Cryptocurrency in India: Rules, Exchanges, and What’s Really Happening
When you hear cryptocurrency in India, the legal and cultural landscape of digital money as it’s used by millions of retail traders across the country. Also known as digital assets in India, it’s not about speculation alone—it’s about access, regulation, and survival in a market that’s been banned, unbanned, and redefined. The Reserve Bank of India (RBI) tried to shut it down in 2018. Banks stopped serving crypto businesses. Exchanges like Koinex, India’s first major crypto exchange that shut down after the RBI ban collapsed. But people kept trading. They used P2P platforms, VPNs, and foreign wallets. By 2025, the Supreme Court overturned the RBI ban, and suddenly, crypto exchange India, licensed platforms that operate under Indian financial oversight were back—but not the same. Today, exchanges like WazirX, CoinDCX, and Bitbns are regulated, taxed, and monitored. But the real story isn’t the platforms. It’s the people who learned to trade anyway.
What makes cryptocurrency in India different from other countries? It’s the gap between law and practice. The government taxes crypto at 30% and adds a 1% TDS on every trade. That’s higher than most nations. But millions still trade. Why? Because remittances, savings, and side income matter more than policy. You’ll find students in Bangalore trading Bitcoin on Binance via UPI, farmers in Punjab buying Ethereum to hedge against inflation, and engineers in Hyderabad earning crypto through airdrops. The Indian crypto regulations, the current legal framework that allows trading but restricts banking access and imposes heavy taxes don’t stop demand—they just make it messier. And that’s why so many posts here focus on scams, workarounds, and survival. You’ll find deep dives into why Koinex shutdown, the fall of India’s first major crypto exchange after the 2018 banking ban happened, how people bypass exchange blocks with VPNs, and why some platforms claiming to be Indian are just scams.
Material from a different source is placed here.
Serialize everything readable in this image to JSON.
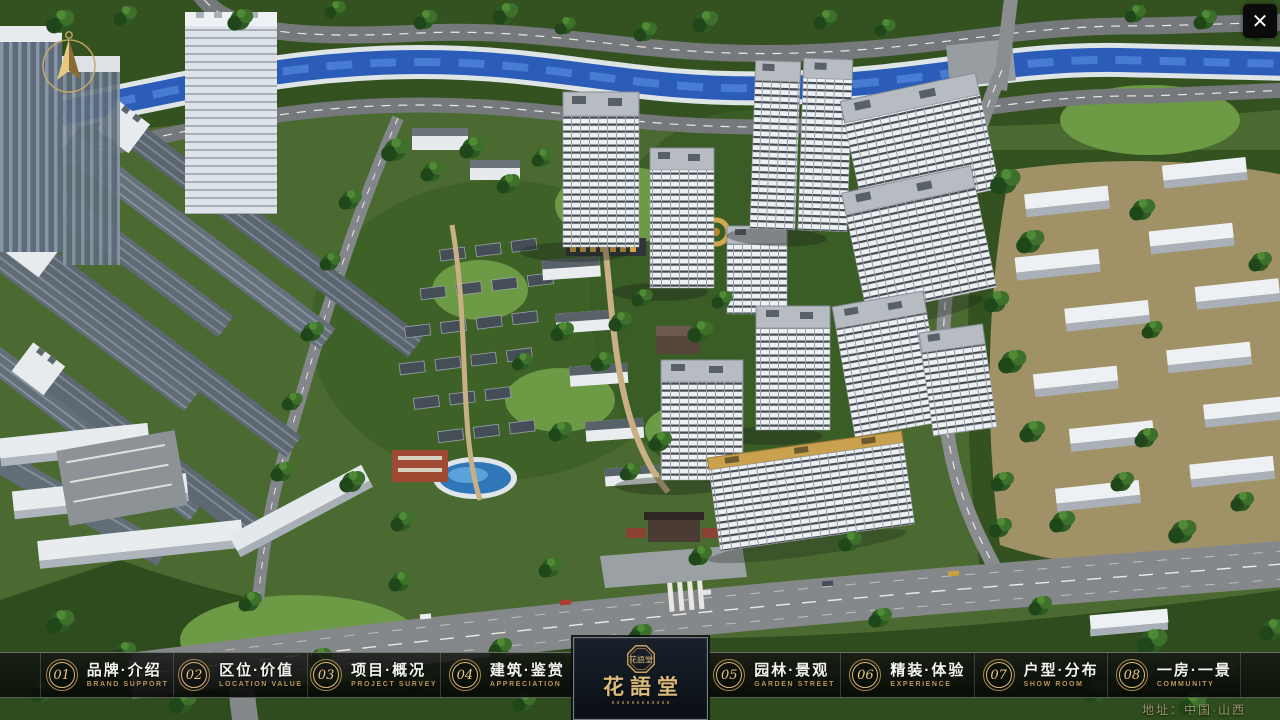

This collection doesn’t pretend everything is smooth. It shows the truth: crypto in India is legal, but not easy. You’ll find reviews of real exchanges, warnings about fake ones like CreekEx and Woof Finance, breakdowns of local airdrops that went quiet, and guides on how to pay taxes without getting flagged. There’s no sugarcoating. Some tokens have zero volume. Some exchanges vanish overnight. But people still trade. Because for many, crypto isn’t a gamble—it’s a tool. Whether you’re new to this or you’ve been holding since 2018, what you’ll find here isn’t theory. It’s what’s actually working—and what’s still dangerous—in India’s crypto scene today.